Key Points

  • A Chapter 7 bankruptcy is best for consumers with unsecured debts they are no longer able to pay.
  • When a judge discharges your debt, you no longer have a legal obligation to repay your creditors, and creditors are not allowed to pursue you for the collection of the delinquent debt.
  • Not all debts qualify for a discharge in a Chapter 7 bankruptcy petition.
12 Types of Debts That Are Always Non-dischargeable in Chapter 7

A Chapter 7 bankruptcy can seem like the easy way out. Qualify, and you can walk away debt-free within a matter of months. Unfortunately, like most things, it’s not quite that easy. Not only is it difficult to qualify for a Chapter 7 bankruptcy, but even those who do face the challenge of a long list of debts that do not qualify for discharge under Chapter 7 bankruptcy.

What is Non-Dischargeable Debt

Non-dischargeable debts are financial obligations the courts will not typically eliminate, even if it creates a financial burden for the debtor. You remain responsible for these bills after the bankruptcy filing process is complete.

9 Debts That Are Always Non-dischargeable in Chapter 7 Bankruptcy:

  1. Any debt you do not include in the bankruptcy petition: When you file for bankruptcy, you must produce a schedule of all your creditors and amounts owed to each. Failing to list a creditor will prevent the debt from being discharged through bankruptcy.
  2. Student Loans: With a few exceptions, you will remain liable for student loans. In some cases, it is possible to prove that repaying the loans would cause an “undue hardship.” This exception requires a separate process for the forgiveness of student loan debt.
  3. Secured Debts: Chapter 13 is a better option for dealing with secured debts because the process gives you time to catch up late balances or modify the loan. You also have the option of giving back the asset. In that case, you could qualify to have any remaining balance owed discharged through the bankruptcy proceedings.
  4. Alimony, child support and attorney fees for child custody or support.
  5. Loans against retirement accounts.
  6. Delinquent tax debts.
  7. Association fees such as HOA, condo, or cooperative housing bills.
  8. Fines and penalties owe to the Government.
  9. Restitution from criminal acts. This class of debt includes financial obligations incurred because of a willful or malicious action against another person or their property. The law also excludes damages related to a DUI.

3 Debts That Could Remain if the Creditor Objects

  1. Debts resulting from a marital settlement or divorce
  2. Cash advance loans: If you receive a cash advance over $1,000 from a single creditor within 70 days of filing bankruptcy, the creditor can challenge the dismissal.
  3. Debts incurred due to fraud: Examples include large purchases made just prior to filing bankruptcy, which you had no intention of repaying. The law defines large purchases as accumulating more than $725 in charges within 90 days of filing bankruptcy from a single creditor. Fraud can also include things like falsifying information on credit applications, which give the creditor grounds to challenge the discharge.
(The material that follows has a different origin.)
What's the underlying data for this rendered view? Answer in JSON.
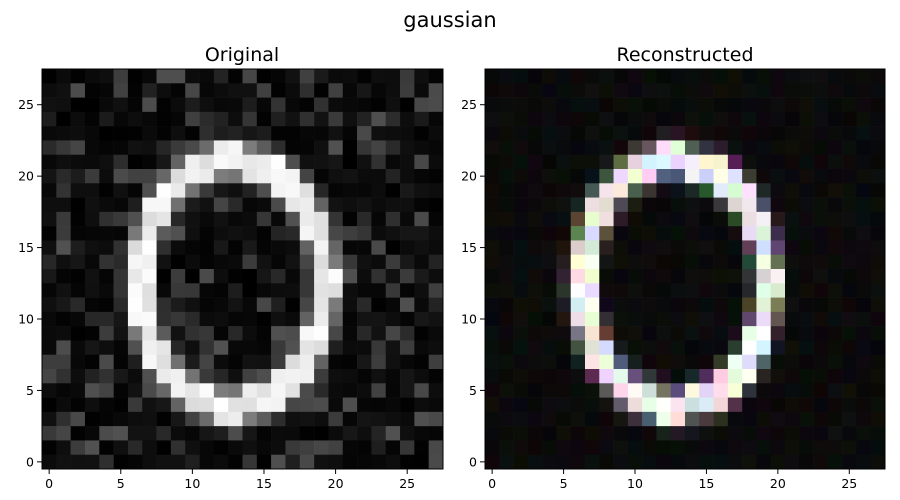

Creditors who wish to challenge the discharge of your debts must present their case in an adversary proceeding. When this occurs, you must prove that you intended to repay the debt. If the court rules in the creditors’ favor, you will remain responsible for the debts in question.

Final Thoughts

In addition to non-dischargeable debts, courts can deny your bankruptcy petition if you do not follow the proceedings as mandated and provide required information to the courts by designated deadlines. Filing bankruptcy will require you to present tax forms, complete a credit management course at the beginning and the end of the proceedings, and openly disclose all debts and assets. Failure to meet any of these requirements can limit or eliminate your ability to discharge debts.